According to ADI’s AD2420(W)/6(W)/7(W)/8(W)/9(W) Automotive Audio Bus A2B Transceiver Technical Reference manual (ver 1.1) after power is applied and the chip comes out of power on reset (page 3-5):

The A2B host then sets the A2B_CONTROL.MSTR bit in the transceiver before driving the SYNC pin (the input clock to a master-enabled transceiver’s PLL) at the audio sampling rate of the system (selectable between 48 kHz or 44.1 kHz).

NOTE: Once the PLL is locked, writing the A2B_CONTROL.MSTR bit has no effect.

Seems pretty clear, write the control reg, and then apply the SYNC signal. Except in real life that’s difficult and the obvious question was how that works when using SigmaStudio. ADI’s WDZ A2B master board doesn’t have any control for SYNC. It uses the ADAU1452 for I2S clock generation, and that part is programmed during discovery before the AD2428.

Hooking up a scope to SYNC and the I2C lines and seeing what happens when SigmaStudio is run (trigger starts at the first occurrence of a read or write to 0x68, the capture was then zoomed in on 2 other sections):

What is happening is SigmaStudio sets up the ADAU1452 first, which starts SYNC running. It then actually reads the AD2428 ID registers before writing to the control register at 0x12 (2nd capture).

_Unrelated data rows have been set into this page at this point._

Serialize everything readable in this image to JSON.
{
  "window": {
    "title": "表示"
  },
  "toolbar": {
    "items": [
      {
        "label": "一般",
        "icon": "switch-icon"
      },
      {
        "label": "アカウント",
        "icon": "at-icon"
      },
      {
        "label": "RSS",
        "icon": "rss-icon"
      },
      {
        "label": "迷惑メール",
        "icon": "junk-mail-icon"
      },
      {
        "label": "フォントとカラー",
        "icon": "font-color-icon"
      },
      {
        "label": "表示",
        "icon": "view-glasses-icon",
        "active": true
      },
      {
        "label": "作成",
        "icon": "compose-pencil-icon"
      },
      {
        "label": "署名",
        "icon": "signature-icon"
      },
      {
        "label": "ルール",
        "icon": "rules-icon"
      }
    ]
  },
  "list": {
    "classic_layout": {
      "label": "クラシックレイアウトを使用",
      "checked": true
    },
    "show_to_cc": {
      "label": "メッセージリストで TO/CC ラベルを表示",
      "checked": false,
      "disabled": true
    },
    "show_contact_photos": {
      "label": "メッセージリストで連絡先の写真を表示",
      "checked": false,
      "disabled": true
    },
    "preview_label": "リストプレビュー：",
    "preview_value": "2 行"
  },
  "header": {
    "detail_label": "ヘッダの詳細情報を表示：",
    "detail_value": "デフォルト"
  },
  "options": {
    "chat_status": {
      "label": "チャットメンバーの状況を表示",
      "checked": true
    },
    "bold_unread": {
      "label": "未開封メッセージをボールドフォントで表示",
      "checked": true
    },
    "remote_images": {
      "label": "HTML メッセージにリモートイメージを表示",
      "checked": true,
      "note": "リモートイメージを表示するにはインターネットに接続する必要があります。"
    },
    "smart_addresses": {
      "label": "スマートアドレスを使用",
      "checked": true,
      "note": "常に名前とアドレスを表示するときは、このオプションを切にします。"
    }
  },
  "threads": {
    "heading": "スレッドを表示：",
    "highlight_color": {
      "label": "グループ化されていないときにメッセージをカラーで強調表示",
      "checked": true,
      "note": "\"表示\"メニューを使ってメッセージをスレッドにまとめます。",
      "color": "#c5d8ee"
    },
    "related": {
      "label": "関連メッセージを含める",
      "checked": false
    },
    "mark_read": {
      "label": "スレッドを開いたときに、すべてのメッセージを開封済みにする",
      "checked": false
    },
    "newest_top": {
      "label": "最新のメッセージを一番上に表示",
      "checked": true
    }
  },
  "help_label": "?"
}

Doing some more experimentation with the AB0110 and AB0003 module combination acting as a root A2B (Master) node it would appear the actual rules are as follows for an AD2428 operating as an A2B master node:

  • Don’t apply SYNC during power up of the chip
  • If SYNC has been applied the chip can be returned to the post power-up pre-mode assignment state by stopping SYNC for a bit (10 msec?)
  • Not exactly sure when stopping the SYNC might be needed, but if loading a new network configuration this would seem to be the safe way to reset the chip and initialize everything to a known state.
  • Putting the AD2428 in Master mode after SYNC has started seems to work reliably – and it’s really the only way with SigmaStudio it can be done.
  • It’s what ADI does.

We’ll update this post if we discover anything else.